Holocaust insurance claims divide the Jewish community
Hardly a day goes by where Renee Firestone isn’t asked by some school, museum, reporter or filmmaker to talk about the Holocaust.
“Somebody has to tell the story,” she said. “I am fortunate enough, at my age, to still be able to walk and talk. So I have to do it.”
Firestone is 88, with pale blue eyes and a warm, Cheshire cat smile. She manages a 24-unit apartment building in Beverly Hills, where she lives with her daughter, Klaire.
Renee was born in Czechoslovakia and was taken to Auschwitz-Birkenau at the age of 20, during the last years of the war. Her mother was sent to the gas chambers immediately upon arrival. Her brother was a partisan. Her father actually survived internment, only to die of tuberculosis four months after being liberated.
In the 1990s, the Firestones began seeing stories in the news about litigation aimed at recovering assets from the Holocaust—compensation for slave labor, return of looted art, recovered funds from Swiss bank accounts and, finally, money for insurance claims. In the late 1990s, Renee’s cousin, Fred Jackson, was among the first people in the United States to sue the Italian insurance giant Assicurazioni Generali for payment on an old policy taken out before the war by his mother, whose brother was Renee’s father.
Renee’s father, who owned a textile and tailoring business, was the patriarch of the family, and although no policy documents exist today, Firestone is certain that if her father’s sister had insurance, then he must have it as well.
“Because my father was the adviser of the family,” she said. “For sure the home was insured, and for sure the business was insured.”

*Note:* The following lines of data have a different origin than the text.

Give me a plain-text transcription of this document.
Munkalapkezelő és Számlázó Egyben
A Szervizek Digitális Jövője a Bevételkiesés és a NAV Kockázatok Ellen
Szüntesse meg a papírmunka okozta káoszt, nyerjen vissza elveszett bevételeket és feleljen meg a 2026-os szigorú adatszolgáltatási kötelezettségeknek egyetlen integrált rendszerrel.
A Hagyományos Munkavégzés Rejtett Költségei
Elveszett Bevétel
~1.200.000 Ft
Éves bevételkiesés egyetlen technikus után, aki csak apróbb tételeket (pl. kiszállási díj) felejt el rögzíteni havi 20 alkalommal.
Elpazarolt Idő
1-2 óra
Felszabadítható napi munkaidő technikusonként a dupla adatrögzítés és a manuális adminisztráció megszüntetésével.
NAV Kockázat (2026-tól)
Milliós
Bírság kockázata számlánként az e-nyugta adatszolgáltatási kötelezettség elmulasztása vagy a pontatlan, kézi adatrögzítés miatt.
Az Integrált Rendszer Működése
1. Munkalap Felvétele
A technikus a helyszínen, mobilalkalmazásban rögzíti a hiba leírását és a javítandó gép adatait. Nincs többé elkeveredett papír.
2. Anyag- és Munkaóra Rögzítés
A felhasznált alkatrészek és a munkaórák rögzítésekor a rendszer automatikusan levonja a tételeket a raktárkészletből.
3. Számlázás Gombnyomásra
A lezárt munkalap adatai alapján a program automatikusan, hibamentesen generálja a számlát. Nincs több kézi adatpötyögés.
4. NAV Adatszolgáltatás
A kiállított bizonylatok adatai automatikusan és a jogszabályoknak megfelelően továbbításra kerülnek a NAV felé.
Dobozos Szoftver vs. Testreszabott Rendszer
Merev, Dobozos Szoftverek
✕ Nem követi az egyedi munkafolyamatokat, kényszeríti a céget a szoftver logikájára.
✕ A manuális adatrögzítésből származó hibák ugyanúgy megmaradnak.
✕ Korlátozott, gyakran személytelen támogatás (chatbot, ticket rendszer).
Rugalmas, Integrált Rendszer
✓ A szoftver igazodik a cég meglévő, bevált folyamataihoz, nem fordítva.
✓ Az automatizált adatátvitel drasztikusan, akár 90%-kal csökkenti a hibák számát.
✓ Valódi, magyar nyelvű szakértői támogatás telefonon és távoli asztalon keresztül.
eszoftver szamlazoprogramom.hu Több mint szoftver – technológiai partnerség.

In Eastern Europe before the war, insurance and annuities were common investment techniques, especially for Jews, many of whom worked in the industry, and who, in turn, sold policies to Jewish customers. After the war, it was standard practice for insurance companies to pay claims only when relatives could produce the original policy documents and a death certificate. Needless to say, not many Holocaust survivors or their families had either.
In 2003, the U.S. Supreme Court ruled that when it came to foreign insurance companies, state law was preempted by federal policy. That was interpreted by lower courts to mean that survivors, like Renee Firestone, cannot sue insurance companies like Generali, because the federal government participated in negotiations with other countries and formed a commission to evaluate claims—a process that many Holocaust survivors were dissatisfied with.
A bill now making its way through Congress would change that, giving survivors the right to settle with insurance companies on their own and, if no settlement can be reached, take them to court. H.R. 890, also known as the Tom Lantos Justice for Holocaust Survivors Act, is written specifically to allow survivors with unpaid insurance claims to sue insurance companies—and perhaps more importantly, would force those same companies to release a full list of unclaimed policies from that era.
The bill is named for Congressman Tom Lantos, a Hungarian Jew who escaped from a Nazi work camp and fought in an underground resistance group. He became friends with Renee Firestone when they both participated in the Academy Award-winning documentary “The Last Days” in 1998. Lantos sponsored an earlier version of the bill, which Klaire Firestone had been lobbying for, in 2007, a year before Lantos died.
This week, a number of Holocaust survivors were planning a Washington, D.C., rally—scheduled for June 7 as of press time—to support the legislation, which was approved by the House Foreign Affairs Committee in March and is scheduled to move to the Judiciary Committee later this month.
“I’ve personally heard from dozens of survivors and children of survivors,” said Sam Dubbin, the Firestones’ lawyer and one of the rally’s organizers. “And in many cases, they’re reaching out not only out of a sense of injustice, but because they’re living in financial desperation.”
But the bill has encountered heavy resistance from the most unlikely of sources: a host of Jewish organizations, including the Anti-Defamation League, B’nai B’rith and the American Jewish Committee (AJC).
“There are negotiations that have resulted in hundreds of millions of dollars toward the needs of survivors worldwide,” said Rabbi Andrew Baker, director of International Jewish Affairs for the AJC. “It’s not at all clear that these negotiations would be able to continue if this bill passed.”
It is a strange divide within the Jewish community, one that is both material and ideological—that is, should victims of the Holocaust be treated as individuals or as a collective? Both sides of the argument have merit, but the substance of those arguments has been masked by ad hominem attacks. Each side is accusing the other of being driven by greed.
“We don’t think their heart is in the right place,” Baker said, speaking of a group of survivors that are in favor of the legislation. “It’s more pocket book than heart.”
Renee Firestone, meanwhile, becomes enraged when talking about organizations like the AJC: “After what we went through—how lucky we were to even survive, and how we struggled to again become human beings. And then our own people are stopping us from getting what belongs to us, what’s ours?”
“There are multiple interests at stake, and there is a tension,” said Holocaust expert Michael Berenbaum, a professor of Jewish studies at American Jewish University. “It does not bring about the finest discourse.”